LeBlanc told the committee that intelligence reports can contain unverified information that fails to provide a complete picture. 

"One particular piece of the puzzle, an intelligence source or information, may not have a context, may be discredited or altered by subsequent information," he said. "So the idea that there's a perfect list of names, that is entirely reliable that should be released to the public is simply irresponsible."

It is up to the RCMP to investigate and lay charges if warranted, as that's how things work in a rule-of-law democracy, said LeBlanc, adding there's a "certain disingenuous element" to Caputo's theatrics.

The testy exchanges took place as committee members met to hear from LeBlanc and other witnesses on a sweeping government bill to counter foreign interference.

The bill tabled in the House early last month includes a variety of measures to deter, investigate and punish foreign meddling.

It would introduce new criminal provisions against deceptive or surreptitious acts, allow for the broader sharing of sensitive information and establish a foreign influence transparency registry.

The committee says members must present proposed amendments to the bill by Friday afternoon in anticipation of clause-by-clause consideration early next week. 

In a letter Thursday to the committee, 14 civil society groups expressed "deep concerns" that MPs are wrapping up hearings on the bill after only about a week. 

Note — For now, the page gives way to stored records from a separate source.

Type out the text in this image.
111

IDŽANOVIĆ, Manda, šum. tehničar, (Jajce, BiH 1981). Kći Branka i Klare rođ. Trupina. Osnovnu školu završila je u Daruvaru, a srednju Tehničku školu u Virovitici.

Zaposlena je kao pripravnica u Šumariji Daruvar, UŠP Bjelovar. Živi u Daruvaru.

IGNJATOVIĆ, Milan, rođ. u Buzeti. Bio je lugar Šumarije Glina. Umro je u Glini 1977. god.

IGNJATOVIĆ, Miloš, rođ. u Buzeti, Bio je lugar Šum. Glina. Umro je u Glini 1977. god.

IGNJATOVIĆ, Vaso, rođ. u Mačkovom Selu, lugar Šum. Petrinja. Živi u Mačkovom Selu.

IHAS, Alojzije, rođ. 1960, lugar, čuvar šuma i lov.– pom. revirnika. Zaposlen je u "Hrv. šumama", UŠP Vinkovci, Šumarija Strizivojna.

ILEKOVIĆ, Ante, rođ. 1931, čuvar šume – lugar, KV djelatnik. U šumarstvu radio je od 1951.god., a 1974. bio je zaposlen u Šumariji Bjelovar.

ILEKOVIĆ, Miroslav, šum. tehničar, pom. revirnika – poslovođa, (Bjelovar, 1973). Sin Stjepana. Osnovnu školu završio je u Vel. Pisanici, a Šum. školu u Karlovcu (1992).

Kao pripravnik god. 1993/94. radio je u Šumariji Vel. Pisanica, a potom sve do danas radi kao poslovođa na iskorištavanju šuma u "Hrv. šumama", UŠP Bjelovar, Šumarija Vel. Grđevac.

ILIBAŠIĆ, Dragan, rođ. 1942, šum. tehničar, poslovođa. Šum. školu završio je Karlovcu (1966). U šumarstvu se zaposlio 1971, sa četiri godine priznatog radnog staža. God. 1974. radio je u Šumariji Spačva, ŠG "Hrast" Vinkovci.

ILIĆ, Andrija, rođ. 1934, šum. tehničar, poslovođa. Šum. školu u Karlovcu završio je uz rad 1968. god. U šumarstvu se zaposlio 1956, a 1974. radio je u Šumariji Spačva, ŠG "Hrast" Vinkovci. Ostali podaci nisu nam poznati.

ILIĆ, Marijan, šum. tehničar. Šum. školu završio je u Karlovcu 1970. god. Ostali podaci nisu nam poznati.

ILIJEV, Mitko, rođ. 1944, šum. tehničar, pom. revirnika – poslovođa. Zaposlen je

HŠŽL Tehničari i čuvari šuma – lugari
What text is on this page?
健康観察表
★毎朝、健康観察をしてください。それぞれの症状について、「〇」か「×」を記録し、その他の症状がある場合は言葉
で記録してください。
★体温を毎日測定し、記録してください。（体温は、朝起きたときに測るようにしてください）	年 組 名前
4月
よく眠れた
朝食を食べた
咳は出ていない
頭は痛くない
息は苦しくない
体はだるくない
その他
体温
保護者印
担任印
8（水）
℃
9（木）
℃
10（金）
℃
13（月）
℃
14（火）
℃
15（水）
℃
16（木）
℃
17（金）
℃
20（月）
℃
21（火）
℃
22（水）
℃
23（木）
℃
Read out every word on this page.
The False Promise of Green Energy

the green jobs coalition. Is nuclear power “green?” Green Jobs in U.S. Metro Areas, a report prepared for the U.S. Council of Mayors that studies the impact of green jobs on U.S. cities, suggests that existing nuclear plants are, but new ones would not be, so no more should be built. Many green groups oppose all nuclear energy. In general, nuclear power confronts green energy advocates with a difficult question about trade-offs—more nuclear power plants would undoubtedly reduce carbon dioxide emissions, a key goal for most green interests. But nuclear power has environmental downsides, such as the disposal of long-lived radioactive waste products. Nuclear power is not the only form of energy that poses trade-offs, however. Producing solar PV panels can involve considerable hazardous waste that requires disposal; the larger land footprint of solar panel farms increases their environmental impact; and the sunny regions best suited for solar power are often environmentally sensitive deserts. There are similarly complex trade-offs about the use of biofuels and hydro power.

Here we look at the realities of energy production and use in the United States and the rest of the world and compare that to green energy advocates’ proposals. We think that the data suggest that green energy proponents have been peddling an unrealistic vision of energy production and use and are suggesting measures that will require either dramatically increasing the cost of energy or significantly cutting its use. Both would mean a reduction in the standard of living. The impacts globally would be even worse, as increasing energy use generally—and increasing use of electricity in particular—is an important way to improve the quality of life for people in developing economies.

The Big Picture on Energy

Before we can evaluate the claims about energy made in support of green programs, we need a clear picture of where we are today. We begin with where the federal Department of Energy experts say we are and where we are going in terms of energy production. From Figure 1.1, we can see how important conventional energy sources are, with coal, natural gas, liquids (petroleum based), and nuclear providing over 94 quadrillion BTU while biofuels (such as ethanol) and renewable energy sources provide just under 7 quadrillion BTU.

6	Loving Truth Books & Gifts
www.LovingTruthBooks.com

The organizations warned that the unusually swift parliamentary study of the bill could result in flawed laws that violate people's rights. 

A rushed process for a bill of such scope will undermine the ability to hold a full and meaningful study, risking adoption of laws that will violate Charter-protected rights and freedoms, the letter said.

It was signed by Amnesty International's Canadian section, the Canadian Association of University Teachers, the Canadian Civil Liberties Association, the Canadian Muslim Public Affairs Council, the International Civil Liberties Monitoring Group and Ligue des droits et libertés, among others. 

"We recognize the importance of addressing harassment, threats and violence against people, including when enacted by foreign governments in order to repress the exercise of fundamental rights or engagement in democratic processes," the letter said. 

"However, the changes proposed by this legislation go much further. If adopted, this bill will bring extensive changes to Canada’s national security, intelligence and criminal justice systems, in addition to creating a foreign influence registry of considerable, albeit uncertain, scope." 

As a consequence, the bill will have significant effects on the lives and fundamental rights of people in Canada, including risks of increased surveillance, diminished privacy, and limits on freedom of expression and association, the letter added. 

"The result is that organizations and individuals who would have requested to appear, or would have submitted written briefs, will be unable to on such short timelines. Developing specific amendments to suggest by this Friday's deadline is nearly impossible."